Following are some specific suggestions for accompanying psalm tones, Gregorian psalmody, or other “monodic” chant:

• Keep in mind that, in fact, no accompaniment may be needed at all. Historically these chants would have been sung without accompaniment. Or, instead of the organ try a few handbells, used to punctuate the phrases.

Use a discrete, quiet registration, preferably in a swell box to allow for subtle and immediate gradations in dynamics.

• Don’t pedal, or use a light pedal registration.

• It is not necessary to double the melody; providing slow-moving and somewhat thin accompaniment (alternately, a “wash” of sound, hardly moving at all) helps to encourage the requisite flexibility in singing.
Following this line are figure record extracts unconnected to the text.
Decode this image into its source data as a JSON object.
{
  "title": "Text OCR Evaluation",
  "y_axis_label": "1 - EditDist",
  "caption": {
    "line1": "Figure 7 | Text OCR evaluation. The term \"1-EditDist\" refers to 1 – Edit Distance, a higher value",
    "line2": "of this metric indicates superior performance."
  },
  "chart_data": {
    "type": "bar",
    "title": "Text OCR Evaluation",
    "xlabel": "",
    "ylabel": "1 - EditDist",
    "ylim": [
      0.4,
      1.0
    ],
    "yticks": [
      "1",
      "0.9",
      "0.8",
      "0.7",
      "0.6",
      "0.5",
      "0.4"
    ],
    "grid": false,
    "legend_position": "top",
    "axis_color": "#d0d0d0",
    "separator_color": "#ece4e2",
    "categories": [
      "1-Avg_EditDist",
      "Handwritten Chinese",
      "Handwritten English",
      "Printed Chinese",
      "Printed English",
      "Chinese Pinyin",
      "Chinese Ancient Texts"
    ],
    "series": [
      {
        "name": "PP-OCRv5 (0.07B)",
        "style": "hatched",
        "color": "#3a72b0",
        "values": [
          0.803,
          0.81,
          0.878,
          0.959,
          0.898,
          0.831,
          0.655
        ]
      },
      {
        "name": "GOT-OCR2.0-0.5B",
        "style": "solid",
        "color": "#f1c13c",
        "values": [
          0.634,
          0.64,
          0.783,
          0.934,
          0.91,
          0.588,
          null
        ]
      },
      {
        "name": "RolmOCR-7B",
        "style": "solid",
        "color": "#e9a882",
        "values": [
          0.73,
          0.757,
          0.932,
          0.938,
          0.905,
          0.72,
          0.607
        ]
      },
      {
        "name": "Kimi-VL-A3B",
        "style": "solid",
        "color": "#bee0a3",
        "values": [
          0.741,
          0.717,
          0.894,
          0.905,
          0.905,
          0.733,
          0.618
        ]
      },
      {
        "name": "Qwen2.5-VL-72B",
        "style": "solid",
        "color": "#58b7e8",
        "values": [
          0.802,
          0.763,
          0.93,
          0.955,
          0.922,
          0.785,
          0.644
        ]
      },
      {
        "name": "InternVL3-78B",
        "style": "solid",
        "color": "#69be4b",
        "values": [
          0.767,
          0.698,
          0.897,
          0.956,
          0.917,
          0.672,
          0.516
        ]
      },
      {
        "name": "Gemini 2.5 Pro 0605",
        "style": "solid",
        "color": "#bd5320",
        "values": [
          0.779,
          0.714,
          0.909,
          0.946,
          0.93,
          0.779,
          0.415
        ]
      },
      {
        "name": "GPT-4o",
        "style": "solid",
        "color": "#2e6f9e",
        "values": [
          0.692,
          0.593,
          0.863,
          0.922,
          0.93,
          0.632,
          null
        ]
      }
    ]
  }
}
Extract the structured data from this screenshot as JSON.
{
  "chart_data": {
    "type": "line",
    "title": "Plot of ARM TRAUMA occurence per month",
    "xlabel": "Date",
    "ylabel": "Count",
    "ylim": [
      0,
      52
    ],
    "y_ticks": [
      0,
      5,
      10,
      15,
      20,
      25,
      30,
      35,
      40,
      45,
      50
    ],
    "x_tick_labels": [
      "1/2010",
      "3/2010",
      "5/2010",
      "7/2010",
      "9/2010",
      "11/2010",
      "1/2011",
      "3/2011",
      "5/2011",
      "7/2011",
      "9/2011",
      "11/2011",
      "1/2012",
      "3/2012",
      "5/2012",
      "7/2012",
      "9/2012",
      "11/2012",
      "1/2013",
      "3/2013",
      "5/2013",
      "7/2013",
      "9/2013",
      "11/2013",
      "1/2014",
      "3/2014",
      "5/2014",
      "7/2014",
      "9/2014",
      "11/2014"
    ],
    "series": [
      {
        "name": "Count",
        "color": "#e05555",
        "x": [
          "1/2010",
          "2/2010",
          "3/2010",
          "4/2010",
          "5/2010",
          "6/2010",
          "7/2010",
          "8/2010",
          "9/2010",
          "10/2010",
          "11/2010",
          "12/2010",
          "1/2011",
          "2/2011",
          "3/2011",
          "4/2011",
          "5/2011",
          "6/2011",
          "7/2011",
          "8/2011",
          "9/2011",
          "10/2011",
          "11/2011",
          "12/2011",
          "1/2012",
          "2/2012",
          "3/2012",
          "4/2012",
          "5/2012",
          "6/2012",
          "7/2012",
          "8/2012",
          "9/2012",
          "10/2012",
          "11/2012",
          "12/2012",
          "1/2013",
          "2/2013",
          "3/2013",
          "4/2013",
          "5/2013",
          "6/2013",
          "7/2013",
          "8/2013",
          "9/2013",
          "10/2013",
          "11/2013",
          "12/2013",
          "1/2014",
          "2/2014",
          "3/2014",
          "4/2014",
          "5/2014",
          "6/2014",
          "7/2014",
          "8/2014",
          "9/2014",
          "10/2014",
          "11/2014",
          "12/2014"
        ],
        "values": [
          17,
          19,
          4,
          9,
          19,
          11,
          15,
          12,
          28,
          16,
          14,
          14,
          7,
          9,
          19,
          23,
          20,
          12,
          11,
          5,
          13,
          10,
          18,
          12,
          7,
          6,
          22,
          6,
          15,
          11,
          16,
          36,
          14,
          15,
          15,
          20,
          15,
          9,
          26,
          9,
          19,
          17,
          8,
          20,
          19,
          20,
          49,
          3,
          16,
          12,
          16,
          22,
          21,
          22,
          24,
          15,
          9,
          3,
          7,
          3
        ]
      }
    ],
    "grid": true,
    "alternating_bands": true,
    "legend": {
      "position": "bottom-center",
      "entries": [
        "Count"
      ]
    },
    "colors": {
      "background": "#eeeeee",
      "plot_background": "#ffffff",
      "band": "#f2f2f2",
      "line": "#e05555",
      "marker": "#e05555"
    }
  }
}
In generating your accompaniment, think modally, not harmonically. No V7 chords or other traditional harmonic motion.

 

A final thought

The initial learning process of accompanying different types of psalm tones is not unlike mastering a spoken language; playing fluidly and supportively requires having the authentic “accent” in the ears. As with mastering a language, accomplishing the appropriate “sound” of, say, Anglican chant is enhanced by listening to examples. There are fine recordings available (on such labels as EMI, Hyperion, and Priory, among others), especially from English college chapels and cathedrals. Some British recording companies have committed to issuing the entire Psalter in Anglican chant, such as the recordings by the choir of St. Paul’s London, when it was under the direction of the late John Scott. ν

 

Notes

1. Austin Lovelace, The Organist and Hymn Playing (rev.) (Carol Stream, Illinois: Agape, 1981), 26.

2. Erik Routley, Church Music and the Christian Faith (Carol Stream, Illinois: Agape, 1978), 102 and 105–6.

3. Routley, p. 117.

4. Luther’s Works, Vol. 15; ed. Jaroslav Jan Pelikan (Concordia Pub. House, 1971), p. 273.